M. Manuel Valls, ministre. Par ailleurs, le Sénat étant renouvelé en deux séries distinctes, désigner les délégués au moment des élections municipales ne garantirait pas un collège sénatorial toujours constitué peu de temps avant le scrutin.
Enfin, comme l’amendement n° 30 que M. Gorce a déposé, l’amendement n° 26 prévoit que la liste des candidats à la fonction de délégué sénatorial figure, de manière distincte, sur le même bulletin que la liste des candidats au conseil municipal. Cette modalité pratique soulève des difficultés, dans la mesure où la loi du 17 mai 2013 relative à l’élection des conseillers départementaux, des conseillers municipaux et des conseillers communautaires, et modifiant le calendrier électoral prévoit déjà la présentation d’une double liste sur les bulletins de vote lors des élections municipales : l’une pour les candidats au conseil municipal, l’autre pour les candidats au conseil communautaire.
Dans ces conditions, monsieur Gorce, votre amendement aurait pour conséquence de faire figurer sur les bulletins de vote une troisième liste ; vous conviendrez que ces bulletins deviendraient peu lisibles pour les électeurs. C’est pourquoi le Gouvernement invite le Sénat à rejeter votre amendement.
En ce qui concerne l’amendement n° 13 rectifié ter, le Gouvernement appuie les objections présentées par M. le rapporteur et émet un avis défavorable.

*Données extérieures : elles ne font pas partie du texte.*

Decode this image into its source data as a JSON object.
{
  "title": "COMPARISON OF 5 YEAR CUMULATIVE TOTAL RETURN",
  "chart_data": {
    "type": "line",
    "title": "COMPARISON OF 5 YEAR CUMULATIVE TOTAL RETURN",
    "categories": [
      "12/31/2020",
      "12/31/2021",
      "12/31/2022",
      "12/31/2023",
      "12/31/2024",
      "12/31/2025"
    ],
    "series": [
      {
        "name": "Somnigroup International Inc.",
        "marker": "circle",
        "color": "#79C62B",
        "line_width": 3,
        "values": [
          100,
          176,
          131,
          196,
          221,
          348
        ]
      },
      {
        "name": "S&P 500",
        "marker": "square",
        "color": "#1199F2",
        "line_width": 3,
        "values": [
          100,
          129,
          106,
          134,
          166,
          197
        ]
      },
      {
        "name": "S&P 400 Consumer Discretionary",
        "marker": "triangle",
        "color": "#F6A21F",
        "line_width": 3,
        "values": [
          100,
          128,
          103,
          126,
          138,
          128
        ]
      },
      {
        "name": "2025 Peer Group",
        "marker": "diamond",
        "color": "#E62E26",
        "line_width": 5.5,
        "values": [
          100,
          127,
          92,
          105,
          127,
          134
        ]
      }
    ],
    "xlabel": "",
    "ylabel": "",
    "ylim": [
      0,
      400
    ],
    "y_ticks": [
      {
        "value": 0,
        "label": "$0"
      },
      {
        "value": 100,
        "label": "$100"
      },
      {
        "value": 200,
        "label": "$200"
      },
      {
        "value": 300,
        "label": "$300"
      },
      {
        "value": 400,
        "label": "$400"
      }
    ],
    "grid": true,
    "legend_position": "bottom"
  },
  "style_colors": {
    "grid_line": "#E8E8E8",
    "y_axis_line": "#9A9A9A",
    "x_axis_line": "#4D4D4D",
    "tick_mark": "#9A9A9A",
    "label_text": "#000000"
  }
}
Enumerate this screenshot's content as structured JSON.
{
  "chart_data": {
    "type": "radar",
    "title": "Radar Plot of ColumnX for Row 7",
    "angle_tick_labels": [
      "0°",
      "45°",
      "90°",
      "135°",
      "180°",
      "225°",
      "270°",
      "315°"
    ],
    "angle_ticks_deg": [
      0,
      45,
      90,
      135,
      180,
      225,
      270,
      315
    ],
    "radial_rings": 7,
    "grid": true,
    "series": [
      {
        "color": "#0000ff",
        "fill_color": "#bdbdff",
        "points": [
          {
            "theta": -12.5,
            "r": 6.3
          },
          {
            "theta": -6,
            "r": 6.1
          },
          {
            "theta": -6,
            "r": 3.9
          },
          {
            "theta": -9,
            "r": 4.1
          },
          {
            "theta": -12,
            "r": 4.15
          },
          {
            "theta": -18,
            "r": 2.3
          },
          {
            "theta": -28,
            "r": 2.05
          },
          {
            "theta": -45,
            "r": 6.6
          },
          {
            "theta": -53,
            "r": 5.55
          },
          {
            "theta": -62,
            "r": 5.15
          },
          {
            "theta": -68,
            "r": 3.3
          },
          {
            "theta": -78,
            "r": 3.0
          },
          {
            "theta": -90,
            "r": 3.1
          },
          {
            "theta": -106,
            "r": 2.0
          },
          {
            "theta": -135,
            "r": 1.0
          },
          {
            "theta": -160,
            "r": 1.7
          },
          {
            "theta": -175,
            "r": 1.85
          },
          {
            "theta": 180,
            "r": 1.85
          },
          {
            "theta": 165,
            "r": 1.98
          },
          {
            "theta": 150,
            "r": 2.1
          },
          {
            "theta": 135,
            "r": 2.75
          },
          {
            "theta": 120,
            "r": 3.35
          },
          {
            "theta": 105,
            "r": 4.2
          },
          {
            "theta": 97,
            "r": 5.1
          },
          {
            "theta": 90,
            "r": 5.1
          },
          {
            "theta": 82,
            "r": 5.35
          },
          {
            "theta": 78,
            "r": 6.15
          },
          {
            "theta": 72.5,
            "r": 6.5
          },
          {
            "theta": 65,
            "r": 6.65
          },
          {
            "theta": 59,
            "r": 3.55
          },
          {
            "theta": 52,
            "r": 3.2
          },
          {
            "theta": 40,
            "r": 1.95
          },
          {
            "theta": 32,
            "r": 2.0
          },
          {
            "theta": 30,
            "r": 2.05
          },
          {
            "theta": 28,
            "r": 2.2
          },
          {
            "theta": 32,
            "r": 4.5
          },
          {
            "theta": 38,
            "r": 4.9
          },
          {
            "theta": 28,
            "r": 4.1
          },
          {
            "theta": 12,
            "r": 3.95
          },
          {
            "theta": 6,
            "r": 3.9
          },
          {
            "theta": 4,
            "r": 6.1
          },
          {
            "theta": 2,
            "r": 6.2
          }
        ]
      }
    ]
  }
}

Enfin, madame la rapporteur, vous avez expliqué en présentant l’amendement n° 20 rectifié bis qu’il s’agissait d’apporter une traduction législative à la recommandation n° 7 du rapport de la délégation sénatoriale aux droits des femmes et à l’égalité des chances entre les hommes et les femmes, qui consiste à compléter l’article L. 289 du code électoral. Puisque, dès 2014, des listes paritaires devront être présentées dans les communes de 1 000 habitants et plus pour l’élection des conseillers municipaux et des conseillers communautaires, il semble souhaitable de prévoir la même obligation pour l’élection des délégués et des suppléants au collège sénatorial.
Le Gouvernement est donc favorable à votre amendement dans son principe, sous réserve qu’un sous-amendement soit adopté. En effet, les délégués et les suppléants étant élus sur une même liste, je propose la formulation suivante : « Chaque liste de candidats aux fonctions de délégués et de suppléants est composée alternativement d’un candidat de chaque sexe ». Il me semble que cette rédaction serait plus claire. (Mme Laurence Cohen acquiesce.)